A deep 1D CNN is used for sequential audio data:
| Layer Type | Output Shape | Parameters |
|---|---|---|
| Conv1D (128 filters) | (None, 162, 128) | 768 |
| BatchNormalization | (None, 162, 128) | 512 |
| MaxPooling1D | (None, 41, 128) | 0 |
| Conv1D (256 filters) | (None, 41, 256) | 164,096 |
| BatchNormalization | (None, 41, 256) | 1,024 |
| MaxPooling1D | (None, 11, 256) | 0 |
| Conv1D (128 filters) | (None, 11, 128) | 98,432 |
| BatchNormalization | (None, 11, 128) | 512 |
| Dropout (0.3) | (None, 11, 128) | 0 |
| MaxPooling1D | (None, 3, 128) | 0 |
| Conv1D (64 filters) | (None, 3, 64) | 24,640 |
| BatchNormalization | (None, 3, 64) | 256 |
| Dropout (0.3) | (None, 3, 64) | 0 |
| GlobalAveragePooling1D | (None, 64) | 0 |
| Dense (64 units, relu) | (None, 64) | 4,160 |
| Dropout (0.4) | (None, 64) | 0 |
| Dense (8 units, softmax) | (None, 8) | 520 |
- Total Parameters: ~295,000
- Activation Functions: ReLU (hidden layers), Softmax (output)

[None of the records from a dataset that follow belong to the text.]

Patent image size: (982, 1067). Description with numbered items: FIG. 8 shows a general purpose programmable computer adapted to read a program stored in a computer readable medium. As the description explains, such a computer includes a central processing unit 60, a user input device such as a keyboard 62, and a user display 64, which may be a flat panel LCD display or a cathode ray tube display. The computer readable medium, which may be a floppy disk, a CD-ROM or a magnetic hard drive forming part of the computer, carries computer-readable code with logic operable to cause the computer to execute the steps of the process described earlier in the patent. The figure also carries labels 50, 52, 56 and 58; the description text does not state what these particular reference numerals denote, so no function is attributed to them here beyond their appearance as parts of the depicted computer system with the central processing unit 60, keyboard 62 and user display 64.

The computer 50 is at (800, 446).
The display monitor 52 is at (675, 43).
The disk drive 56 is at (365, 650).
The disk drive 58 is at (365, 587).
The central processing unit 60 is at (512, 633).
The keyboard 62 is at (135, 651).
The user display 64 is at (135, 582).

- Regularization: Dropout and L2 kernel regularization
- Optimizer: Adam (learning rate 0.001)
- Loss Function: Categorical Crossentropy
- Metrics: Accuracy
- Epochs: Up to 60, with early stopping and learning rate reduction on plateau.
- Batch Size: 64
- Validation Split: 15%
- Class Weights: Used to handle class imbalance.
- Callbacks: EarlyStopping and ReduceLROnPlateau for robust training.
Example Training Progress:
Rapid improvement in accuracy and loss over the first 20 epochs. Early stopping typically triggers around epoch 32, with the best validation accuracy observed near 68%.
- Metrics: Accuracy and loss are tracked for both training and validation sets.
- Confusion Matrix: Predicted vs. actual emotion labels are compared to assess model performance.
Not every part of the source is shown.